DHS shuts down fraud-ridden HSS program
Joe Thompson gets results. The acting United States Attorney for Minnesota launched an investigation into the fraud-riddled Medicaid program Housing Stabilization Services (HSS).

Don’t be confused. HSS doesn’t provide actual housing or anything else that would be considered useful. Instead, the program, operated by the state Dept. of Human Services (DHS), offers counseling services to Medicaid program participants.
Actually, it doesn’t do that either, as Thompson has documented. The “vast majority” of the $100 million in annual spending (of taxpayer funds) goes to outright fraud.
Today, state DHS took the correct step to shut down the program entirely, you can read their letter to the U.S. Medicaid office here. The Minnesota Star Tribune has a report on this major development:
Minnesota moves to terminate housing program amid FBI fraud investigation.
It’s about time. Thompson issued a statement this afternoon:
We welcome today’s news. Fraud has been eating away at Minnesota’s public programs for years, costing taxpayers billions. Ending the Housing Stabilization Services program cuts off a major source of abuse, but this is just the beginning. The fight against fraud continues, and a broader reckoning is long overdue.
The Star Tribune reports:
DHS said it intends to redesign and relaunch the benefit.
Why? The program was flawed from its inception. Just admit defeat and move on.
The state has been halting payments to individual providers, but it is seeking sign-off from the federal government to end the stabilization program entirely.
Gov. Tim Walz said Monday that the state stopped payments to “most of the people involved in this program.”
State officials said Friday they have suspended payments to 77 Housing Stabilization Services providers “based upon credible allegations of fraud,” with 11 of those payment withholds newly effective Thursday.
The state needs to go much further. An inquest, perhaps conducted by the state’s Office of the Legislative Auditor (OLA), needs to be conducted.

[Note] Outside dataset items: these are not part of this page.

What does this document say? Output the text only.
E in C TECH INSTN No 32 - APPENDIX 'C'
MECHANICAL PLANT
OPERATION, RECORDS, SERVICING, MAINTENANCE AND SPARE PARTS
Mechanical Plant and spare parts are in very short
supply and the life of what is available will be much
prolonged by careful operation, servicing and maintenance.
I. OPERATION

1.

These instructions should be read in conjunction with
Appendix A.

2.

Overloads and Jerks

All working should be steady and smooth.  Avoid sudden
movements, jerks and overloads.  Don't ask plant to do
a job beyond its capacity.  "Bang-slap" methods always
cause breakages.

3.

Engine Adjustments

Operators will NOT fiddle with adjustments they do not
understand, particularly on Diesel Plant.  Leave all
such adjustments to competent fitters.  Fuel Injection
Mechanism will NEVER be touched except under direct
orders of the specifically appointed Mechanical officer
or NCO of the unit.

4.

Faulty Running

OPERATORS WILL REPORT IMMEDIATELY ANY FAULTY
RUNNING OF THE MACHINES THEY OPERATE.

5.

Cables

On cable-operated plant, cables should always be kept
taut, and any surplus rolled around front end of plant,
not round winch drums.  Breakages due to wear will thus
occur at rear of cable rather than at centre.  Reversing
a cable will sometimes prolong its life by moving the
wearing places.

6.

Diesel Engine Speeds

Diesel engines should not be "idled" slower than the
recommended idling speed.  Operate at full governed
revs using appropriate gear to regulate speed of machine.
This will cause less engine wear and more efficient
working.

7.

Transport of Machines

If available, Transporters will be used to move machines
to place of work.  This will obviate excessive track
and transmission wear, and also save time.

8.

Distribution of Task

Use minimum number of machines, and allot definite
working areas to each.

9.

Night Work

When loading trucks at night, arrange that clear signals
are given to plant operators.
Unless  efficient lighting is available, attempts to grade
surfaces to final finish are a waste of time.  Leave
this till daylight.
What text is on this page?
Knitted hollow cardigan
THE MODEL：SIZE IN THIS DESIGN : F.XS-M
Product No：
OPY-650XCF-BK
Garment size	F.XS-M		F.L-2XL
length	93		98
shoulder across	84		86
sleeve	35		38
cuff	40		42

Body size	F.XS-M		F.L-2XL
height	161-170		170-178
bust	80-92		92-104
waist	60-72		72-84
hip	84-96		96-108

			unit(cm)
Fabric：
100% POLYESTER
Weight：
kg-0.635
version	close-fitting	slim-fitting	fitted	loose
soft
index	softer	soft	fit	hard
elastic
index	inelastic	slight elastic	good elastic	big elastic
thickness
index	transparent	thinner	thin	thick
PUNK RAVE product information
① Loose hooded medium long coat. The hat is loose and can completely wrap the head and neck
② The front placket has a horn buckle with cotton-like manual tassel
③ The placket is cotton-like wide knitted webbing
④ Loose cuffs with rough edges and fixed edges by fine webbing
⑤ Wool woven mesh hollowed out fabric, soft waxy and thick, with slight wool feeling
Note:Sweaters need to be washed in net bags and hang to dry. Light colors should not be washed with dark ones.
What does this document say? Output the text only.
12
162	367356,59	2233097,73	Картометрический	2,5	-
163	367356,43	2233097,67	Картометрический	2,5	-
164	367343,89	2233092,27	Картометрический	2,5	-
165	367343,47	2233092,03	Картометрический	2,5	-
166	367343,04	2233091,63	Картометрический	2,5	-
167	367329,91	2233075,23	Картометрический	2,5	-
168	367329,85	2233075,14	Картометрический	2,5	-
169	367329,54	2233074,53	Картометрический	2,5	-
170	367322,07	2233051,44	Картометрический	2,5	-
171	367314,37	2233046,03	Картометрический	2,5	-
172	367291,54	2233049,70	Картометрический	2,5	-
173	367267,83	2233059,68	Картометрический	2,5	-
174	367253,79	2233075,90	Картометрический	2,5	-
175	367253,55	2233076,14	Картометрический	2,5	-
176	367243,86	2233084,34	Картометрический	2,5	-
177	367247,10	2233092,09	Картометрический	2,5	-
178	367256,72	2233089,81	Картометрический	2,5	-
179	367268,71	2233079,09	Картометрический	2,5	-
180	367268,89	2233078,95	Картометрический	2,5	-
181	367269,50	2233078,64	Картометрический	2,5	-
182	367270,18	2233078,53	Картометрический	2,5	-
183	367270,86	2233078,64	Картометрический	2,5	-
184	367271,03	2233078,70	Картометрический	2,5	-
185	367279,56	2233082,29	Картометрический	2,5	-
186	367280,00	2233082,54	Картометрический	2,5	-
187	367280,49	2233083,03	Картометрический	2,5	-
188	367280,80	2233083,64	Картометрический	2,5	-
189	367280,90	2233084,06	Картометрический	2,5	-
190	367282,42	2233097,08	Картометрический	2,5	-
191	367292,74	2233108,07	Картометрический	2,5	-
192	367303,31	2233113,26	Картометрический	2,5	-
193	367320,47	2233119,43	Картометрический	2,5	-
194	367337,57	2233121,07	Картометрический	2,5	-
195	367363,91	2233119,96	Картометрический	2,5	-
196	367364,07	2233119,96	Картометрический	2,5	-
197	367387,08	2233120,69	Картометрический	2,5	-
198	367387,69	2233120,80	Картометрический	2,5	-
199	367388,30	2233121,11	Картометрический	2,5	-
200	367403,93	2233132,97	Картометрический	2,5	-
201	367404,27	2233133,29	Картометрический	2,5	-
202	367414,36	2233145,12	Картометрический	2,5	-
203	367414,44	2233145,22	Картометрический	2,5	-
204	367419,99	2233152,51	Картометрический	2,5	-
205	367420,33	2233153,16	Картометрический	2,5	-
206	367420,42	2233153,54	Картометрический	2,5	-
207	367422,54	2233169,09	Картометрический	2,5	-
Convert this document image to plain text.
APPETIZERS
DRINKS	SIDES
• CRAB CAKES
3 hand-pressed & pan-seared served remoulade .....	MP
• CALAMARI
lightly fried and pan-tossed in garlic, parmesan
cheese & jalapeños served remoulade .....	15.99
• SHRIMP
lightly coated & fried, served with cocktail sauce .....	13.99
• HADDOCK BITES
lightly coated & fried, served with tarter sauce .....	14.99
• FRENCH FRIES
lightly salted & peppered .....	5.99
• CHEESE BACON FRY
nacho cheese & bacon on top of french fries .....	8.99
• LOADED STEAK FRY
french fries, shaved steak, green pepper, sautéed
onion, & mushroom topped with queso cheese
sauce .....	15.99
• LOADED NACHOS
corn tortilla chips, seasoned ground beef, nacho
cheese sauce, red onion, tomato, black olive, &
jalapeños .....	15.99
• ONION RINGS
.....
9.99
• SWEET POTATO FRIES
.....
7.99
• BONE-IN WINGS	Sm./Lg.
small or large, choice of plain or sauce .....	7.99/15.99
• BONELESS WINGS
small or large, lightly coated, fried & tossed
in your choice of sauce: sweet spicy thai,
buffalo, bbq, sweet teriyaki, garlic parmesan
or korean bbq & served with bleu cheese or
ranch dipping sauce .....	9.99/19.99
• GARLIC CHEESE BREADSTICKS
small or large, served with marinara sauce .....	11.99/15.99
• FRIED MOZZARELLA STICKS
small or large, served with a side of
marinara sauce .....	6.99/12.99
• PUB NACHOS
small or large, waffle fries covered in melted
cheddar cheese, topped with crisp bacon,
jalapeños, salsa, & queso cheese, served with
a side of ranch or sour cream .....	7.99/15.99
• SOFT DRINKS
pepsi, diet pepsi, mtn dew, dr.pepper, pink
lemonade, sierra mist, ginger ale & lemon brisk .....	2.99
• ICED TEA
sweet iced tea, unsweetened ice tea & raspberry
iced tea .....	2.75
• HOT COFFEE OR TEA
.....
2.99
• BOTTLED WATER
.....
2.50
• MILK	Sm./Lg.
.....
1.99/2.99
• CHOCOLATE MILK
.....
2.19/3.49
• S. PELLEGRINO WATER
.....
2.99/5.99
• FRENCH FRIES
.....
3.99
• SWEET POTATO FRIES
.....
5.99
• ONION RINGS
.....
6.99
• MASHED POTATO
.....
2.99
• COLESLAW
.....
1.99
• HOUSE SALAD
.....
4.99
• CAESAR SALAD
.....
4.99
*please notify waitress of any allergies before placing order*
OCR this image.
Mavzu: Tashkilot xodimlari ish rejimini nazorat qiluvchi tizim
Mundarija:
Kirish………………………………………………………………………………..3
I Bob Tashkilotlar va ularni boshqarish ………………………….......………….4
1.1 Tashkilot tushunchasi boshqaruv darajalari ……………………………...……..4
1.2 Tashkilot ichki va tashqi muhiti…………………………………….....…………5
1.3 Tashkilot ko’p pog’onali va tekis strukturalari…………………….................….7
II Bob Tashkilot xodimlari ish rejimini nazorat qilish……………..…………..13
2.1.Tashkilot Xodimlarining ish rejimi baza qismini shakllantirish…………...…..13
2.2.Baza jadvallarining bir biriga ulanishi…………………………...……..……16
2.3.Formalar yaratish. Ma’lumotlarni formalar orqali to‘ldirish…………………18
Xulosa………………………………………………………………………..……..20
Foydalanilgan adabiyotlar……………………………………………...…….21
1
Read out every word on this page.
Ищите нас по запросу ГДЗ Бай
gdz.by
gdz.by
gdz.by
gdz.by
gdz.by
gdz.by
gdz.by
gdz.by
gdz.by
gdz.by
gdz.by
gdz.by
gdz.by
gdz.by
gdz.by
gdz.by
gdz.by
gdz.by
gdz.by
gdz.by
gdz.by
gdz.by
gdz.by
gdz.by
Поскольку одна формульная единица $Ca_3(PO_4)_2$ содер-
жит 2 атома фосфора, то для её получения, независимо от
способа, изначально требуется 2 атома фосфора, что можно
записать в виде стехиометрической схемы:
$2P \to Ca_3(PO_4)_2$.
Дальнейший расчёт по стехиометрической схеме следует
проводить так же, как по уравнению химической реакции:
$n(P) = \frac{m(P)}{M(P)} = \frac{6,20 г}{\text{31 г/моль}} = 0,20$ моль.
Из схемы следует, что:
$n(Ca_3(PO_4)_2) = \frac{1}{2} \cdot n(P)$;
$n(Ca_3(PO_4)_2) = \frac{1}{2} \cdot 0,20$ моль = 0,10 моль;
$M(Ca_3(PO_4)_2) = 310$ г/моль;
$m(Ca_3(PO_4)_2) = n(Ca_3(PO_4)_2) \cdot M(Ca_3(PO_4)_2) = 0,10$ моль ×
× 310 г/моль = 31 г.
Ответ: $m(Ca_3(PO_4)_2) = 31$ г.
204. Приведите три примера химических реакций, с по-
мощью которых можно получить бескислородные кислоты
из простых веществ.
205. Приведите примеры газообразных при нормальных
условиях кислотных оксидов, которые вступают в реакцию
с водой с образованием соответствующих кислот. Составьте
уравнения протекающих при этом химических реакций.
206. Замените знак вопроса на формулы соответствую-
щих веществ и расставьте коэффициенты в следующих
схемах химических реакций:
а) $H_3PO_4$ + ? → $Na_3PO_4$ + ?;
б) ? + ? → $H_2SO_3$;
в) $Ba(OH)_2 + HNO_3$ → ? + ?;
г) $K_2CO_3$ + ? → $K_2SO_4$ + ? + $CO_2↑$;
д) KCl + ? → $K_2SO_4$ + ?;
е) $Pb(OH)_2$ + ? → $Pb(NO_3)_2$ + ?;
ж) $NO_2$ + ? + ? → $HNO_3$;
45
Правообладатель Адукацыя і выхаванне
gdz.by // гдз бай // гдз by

The Star Tribune poses the $billion question:
Several people said concerns were passed along to DHS years ago and it isn’t clear why the state hasn’t addressed the issues sooner.
Why not? It’s clear that under Gov. Tim Walz state agencies have turned a blind eye to the industrial-scale fraud taking place right in front of them.
At this point, with the fraud ticker now running above $1 billion under Walz, we need answers before the next massive fraud scandal breaks. Is it nonfeasance, misfeasance, or malfeasance?
First came the childcare scandal, next was Feeding Our Future, and now we have HSS. Recall the old Ian Fleming James Bond quote:
Once is happenstance. Twice is coincidence. Three times is enemy action.
Also deserving credit for the day’s developments is reporter A.J. Lagoe of KARE-11. He has been on the case from the beginning.